Son albümü “White Darkness”ı 2007’de çıkaran ve o zamandan beri bir sürü farklı iş yapan Swanö, kardeşi ve iki arkadaşıyla birlikte sürdürdüğü melodik progresif rock/metal grubu NIGHTINGALE’i de daha fazla bekletmek istemedi ve şu anki en aktif projesi WITHERSCAPE’in de gayet hareketli olduğu bir sırada, yeni NIGHTINGALE albümü “Retribution”ı çıkardı.
NIGHTINGALE, Swanö’nün 70’ler progresif rock’ı sevgisinden esintiler barındıran, aşırı eşlik edilesi vokal melodilerine sahip, yer yer hüzünlü, yer yer coşkulu, kısacası pek çok farklı duyguyu yansıtabilen, şeker gibi bir müzik yapıyor.
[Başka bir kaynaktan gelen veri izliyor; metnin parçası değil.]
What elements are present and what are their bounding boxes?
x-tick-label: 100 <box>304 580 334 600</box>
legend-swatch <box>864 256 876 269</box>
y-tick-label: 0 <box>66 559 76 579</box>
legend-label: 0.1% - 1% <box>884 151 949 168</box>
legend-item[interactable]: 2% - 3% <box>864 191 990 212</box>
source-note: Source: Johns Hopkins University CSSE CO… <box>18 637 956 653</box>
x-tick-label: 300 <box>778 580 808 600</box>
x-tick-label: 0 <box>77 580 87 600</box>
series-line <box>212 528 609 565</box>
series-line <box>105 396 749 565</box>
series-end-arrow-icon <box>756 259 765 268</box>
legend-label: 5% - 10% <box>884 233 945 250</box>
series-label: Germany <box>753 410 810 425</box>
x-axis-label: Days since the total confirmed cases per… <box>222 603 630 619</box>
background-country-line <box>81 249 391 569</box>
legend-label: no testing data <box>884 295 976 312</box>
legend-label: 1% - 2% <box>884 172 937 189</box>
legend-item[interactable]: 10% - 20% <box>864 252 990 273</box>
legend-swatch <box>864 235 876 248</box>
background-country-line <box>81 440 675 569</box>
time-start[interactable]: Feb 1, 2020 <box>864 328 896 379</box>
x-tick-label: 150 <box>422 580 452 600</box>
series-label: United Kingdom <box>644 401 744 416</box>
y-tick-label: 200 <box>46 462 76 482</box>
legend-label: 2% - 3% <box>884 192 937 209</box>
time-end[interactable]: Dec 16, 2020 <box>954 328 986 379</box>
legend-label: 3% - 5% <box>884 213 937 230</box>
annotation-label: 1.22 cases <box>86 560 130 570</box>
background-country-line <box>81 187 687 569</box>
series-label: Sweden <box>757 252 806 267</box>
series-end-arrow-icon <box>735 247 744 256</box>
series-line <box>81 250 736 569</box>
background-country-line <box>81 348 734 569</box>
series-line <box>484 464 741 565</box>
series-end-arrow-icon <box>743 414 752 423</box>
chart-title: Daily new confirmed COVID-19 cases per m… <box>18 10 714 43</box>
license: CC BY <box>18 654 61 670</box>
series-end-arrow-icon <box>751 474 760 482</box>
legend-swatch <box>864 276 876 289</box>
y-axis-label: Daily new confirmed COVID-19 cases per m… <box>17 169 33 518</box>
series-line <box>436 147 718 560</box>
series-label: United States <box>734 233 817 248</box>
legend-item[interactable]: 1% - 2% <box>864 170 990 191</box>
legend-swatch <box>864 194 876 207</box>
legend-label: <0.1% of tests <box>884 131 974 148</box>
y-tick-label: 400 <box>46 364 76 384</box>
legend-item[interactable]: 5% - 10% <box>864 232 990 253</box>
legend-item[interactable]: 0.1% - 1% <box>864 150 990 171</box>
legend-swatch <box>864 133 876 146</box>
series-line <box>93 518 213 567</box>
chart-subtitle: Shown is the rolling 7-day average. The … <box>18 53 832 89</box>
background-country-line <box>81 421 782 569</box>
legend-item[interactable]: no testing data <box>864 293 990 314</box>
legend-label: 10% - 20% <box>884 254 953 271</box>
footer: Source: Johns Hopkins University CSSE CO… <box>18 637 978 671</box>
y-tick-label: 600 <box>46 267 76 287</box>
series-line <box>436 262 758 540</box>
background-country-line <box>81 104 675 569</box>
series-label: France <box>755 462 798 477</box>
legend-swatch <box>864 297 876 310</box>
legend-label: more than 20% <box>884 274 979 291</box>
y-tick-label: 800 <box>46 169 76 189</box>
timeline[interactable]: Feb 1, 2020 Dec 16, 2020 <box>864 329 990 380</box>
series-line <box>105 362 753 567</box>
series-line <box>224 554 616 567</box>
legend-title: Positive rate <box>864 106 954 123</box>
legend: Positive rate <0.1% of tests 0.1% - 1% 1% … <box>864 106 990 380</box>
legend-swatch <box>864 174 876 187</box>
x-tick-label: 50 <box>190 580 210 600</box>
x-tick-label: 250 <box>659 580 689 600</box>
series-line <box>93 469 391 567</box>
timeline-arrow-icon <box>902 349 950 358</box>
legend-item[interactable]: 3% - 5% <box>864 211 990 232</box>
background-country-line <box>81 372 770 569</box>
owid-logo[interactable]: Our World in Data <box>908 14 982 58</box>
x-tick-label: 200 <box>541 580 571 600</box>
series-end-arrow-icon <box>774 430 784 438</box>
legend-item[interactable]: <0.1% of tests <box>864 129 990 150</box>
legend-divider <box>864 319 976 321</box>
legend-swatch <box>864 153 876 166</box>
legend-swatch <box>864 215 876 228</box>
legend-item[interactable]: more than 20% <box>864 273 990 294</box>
Klavyenin etkin şekilde kullanıldığı, Swanö’nün vokal konusunda döktürdüğü ve genelde bir hikaye örgüsüne sahip sözler barındıran NIGHTINGALE albümlerinin şimdiye kadarki kalitesi düşünüldüğünde, “Retribution”a dair beklentim de baya yüksekti. Olayı güzel yapansa, çıkacak sonuçtan emin olduğumdan bu beklentinin son derece rahat temellere dayanmasıydı.
“Retribution” nefis bir albüm arkadaşlar. Swanö’nün mükemmel vokal fikirleri, su gibi akan düzenlemeleri, içinde en ufak bir terslik barındırmayan, olduğu gibi kabul edebileceğiniz, şarkı yazımı konusunda deneyimli olmanın ne kadar önemli bir şey olduğunu apaçık belli eden bir albüm.
Travis Smith imzalı kapağının altında 11 adet şarkı barındıran albümde, Swanö’nün o pamuk şeker kıvamlı klavye melodileri ve sizi sarıp sarmalayan vokallerine teslim olmadan durmak çok zor. Bazı nakaratlar daha ilk dinlemeden, bazılarıysa ikinci üçüncü seferde mutlaka kafanıza yazılıyor. NIGHTINGALE’i güzel yapan şey de bu. Grup çok iyi şekilde bestelenmiş, iyi düzenlenmiş, kafası bu müziğe çalıştığı açıkça belli olan kişilerce yaratılmış bir müziği, çok kolay kabul edilebilir ve anında algılanabilir şekilde sunuyor. Hiçbir şekilde kastırmıyor, ancak sıradanlığın da yakınından geçmiyor. Kısacası NIGHTINGALE, bu işi çok iyi bilen kişilerce yapılıyor olmanın verdiği rahatlık sayesinde parlıyor, seviliyor.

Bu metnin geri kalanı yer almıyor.